On a l’impression que Toulouse est sur une phase stagnante, voire descendante, alors que Castres est en pleine progression…
Oui. Mais cela peut changer samedi. En tout cas, Castres a les armes qu’il faut pour ne pas être ridicule devant Toulouse.

Concernant Bernard Laporte, trouvez-vous qu’il a apporté sa touche d’expérience des phases finales ?
Tout le monde m’avait dit : « Tu verras, dans les phases finales, Bernard Laporte il transcende les joueurs ». C’est un peu l’exorciste, paraît-il. On a l’impression qu’il est possédé, que ce n’est plus le même. Il me rappelle la jeune fille qui a le démon en elle dans l’Exorciste, lorsque le démon qui est en elle la fait changer. Bernard, c’est pareil. Il est complètement dans son match, on a l’impression qu’il est possédé, mais en même temps il donne une envie et une énergie exceptionnelle. Je n’ai jamais vu quelqu’un donner autant d’énergie à ses joueurs. Si vous voulez mon avis, je pense que c’est un grand malade (rires). Parfois, je n’arrive même pas à rester avec lui là-haut, parce qu’il émet des ondes hallucinantes, il est à 3000.

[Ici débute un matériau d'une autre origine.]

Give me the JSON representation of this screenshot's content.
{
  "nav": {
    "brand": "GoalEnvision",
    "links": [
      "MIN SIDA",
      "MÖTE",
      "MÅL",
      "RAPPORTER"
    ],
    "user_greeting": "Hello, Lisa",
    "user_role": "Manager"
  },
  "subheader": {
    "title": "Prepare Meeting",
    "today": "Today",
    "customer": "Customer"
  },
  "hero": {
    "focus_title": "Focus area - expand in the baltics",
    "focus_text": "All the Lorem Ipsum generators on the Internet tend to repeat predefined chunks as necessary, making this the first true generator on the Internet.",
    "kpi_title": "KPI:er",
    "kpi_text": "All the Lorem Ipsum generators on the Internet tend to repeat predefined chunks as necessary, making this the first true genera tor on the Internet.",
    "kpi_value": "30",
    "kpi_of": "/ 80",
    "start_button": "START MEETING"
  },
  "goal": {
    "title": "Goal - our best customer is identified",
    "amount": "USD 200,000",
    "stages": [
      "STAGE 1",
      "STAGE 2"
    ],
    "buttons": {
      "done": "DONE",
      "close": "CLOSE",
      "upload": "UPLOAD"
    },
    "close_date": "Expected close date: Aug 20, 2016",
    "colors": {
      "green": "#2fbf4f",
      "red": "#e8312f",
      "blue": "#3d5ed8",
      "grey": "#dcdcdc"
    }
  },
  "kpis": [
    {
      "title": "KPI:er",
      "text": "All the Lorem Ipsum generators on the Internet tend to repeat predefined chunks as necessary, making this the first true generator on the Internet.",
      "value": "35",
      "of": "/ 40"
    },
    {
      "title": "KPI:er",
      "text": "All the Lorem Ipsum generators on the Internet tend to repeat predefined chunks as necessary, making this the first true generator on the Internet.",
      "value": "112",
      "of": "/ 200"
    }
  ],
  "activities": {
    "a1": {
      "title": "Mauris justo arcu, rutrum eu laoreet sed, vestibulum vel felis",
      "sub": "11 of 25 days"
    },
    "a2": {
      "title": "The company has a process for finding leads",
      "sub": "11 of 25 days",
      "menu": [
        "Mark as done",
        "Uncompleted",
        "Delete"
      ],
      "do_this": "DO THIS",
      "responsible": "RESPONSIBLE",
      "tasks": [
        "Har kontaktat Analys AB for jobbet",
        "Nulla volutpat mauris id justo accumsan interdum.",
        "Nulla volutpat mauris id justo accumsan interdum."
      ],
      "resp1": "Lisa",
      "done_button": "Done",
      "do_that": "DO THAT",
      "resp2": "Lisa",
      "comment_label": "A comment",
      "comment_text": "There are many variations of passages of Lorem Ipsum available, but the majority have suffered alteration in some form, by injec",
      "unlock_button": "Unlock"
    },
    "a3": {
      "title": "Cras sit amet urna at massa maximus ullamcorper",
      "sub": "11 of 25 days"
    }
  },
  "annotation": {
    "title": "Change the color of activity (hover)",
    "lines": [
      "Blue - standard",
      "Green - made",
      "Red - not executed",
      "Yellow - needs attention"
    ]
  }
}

« Laporte peut même dire d’un joueur champion du monde qu’il n’a pas le niveau »

C’est un homme qui respire rugby en somme…
Il ne fait pas semblant, ça c’est clair. Quand le match commence, on part complètement tous les deux. Mais lui, il part dans une espèce d’énervement hallucinant. A chaque match, je pense qu’il pourrait changer les 25 joueurs. Il n’y a pas un seul joueur du club qui, à un moment donné, n’a pas été comparé à un joueur de Fédérale 3. Pendant le match, il peut même dire d’un joueur champion du monde qu’il n’a pas le niveau.

Vous pensez que votre formation est assez mature pour aller au bout ?
Je n’ai pas la prétention de dire qu’on va aller au bout. On construit par étape, en sachant que l’on n’a pas beaucoup de chance parce que cela va être compliqué d’être les numéros un avec Toulouse et Clermont. Un petit peu à l’image des cyclistes qui sont arrivés pendant la génération Armstrong. Cela aurait sans doute été plus simple il y a quelques années. Mais aujourd’hui, être dans les quatre meilleurs clubs français, c’est déjà bien. Ensuite, on espère qu’une année, sur un malentendu, on pourra peut-être faire quelque chose.

Pensez-vous que ce qui s’est passé cette année avec Montpellier dans le football peut également se produire dans le rugby ?
Nous, on est le petit Toulon. Par rapport aux trois autres, on est les plus petits. Je n’ai pas les mêmes moyens, ni une économie aussi bien construite que celle de Toulouse. Mais je me fous complètement que des clubs aient plus de moyens que moi. Je leur dis bravo. Ce n’est vraiment pas une excuse.

Vous avez déjà nié l’arrivée de Christophe Dominici. Pouvez-vous confirmer qu’il ne s’agit que d’une rumeur ?
Malgré toutes les qualités de Christophe Dominici qui sont indéniables, il n’y aura absolument aucun changement dans le staff la saison prochaine. Cela marche bien, et on n’a pas pour habitude de changer un truc qui fonctionne. Ce serait dommage de perturber cet équilibre qui a été trouvé. Etre président d’un club, c’est aussi savoir gérer ce genre d’équilibre.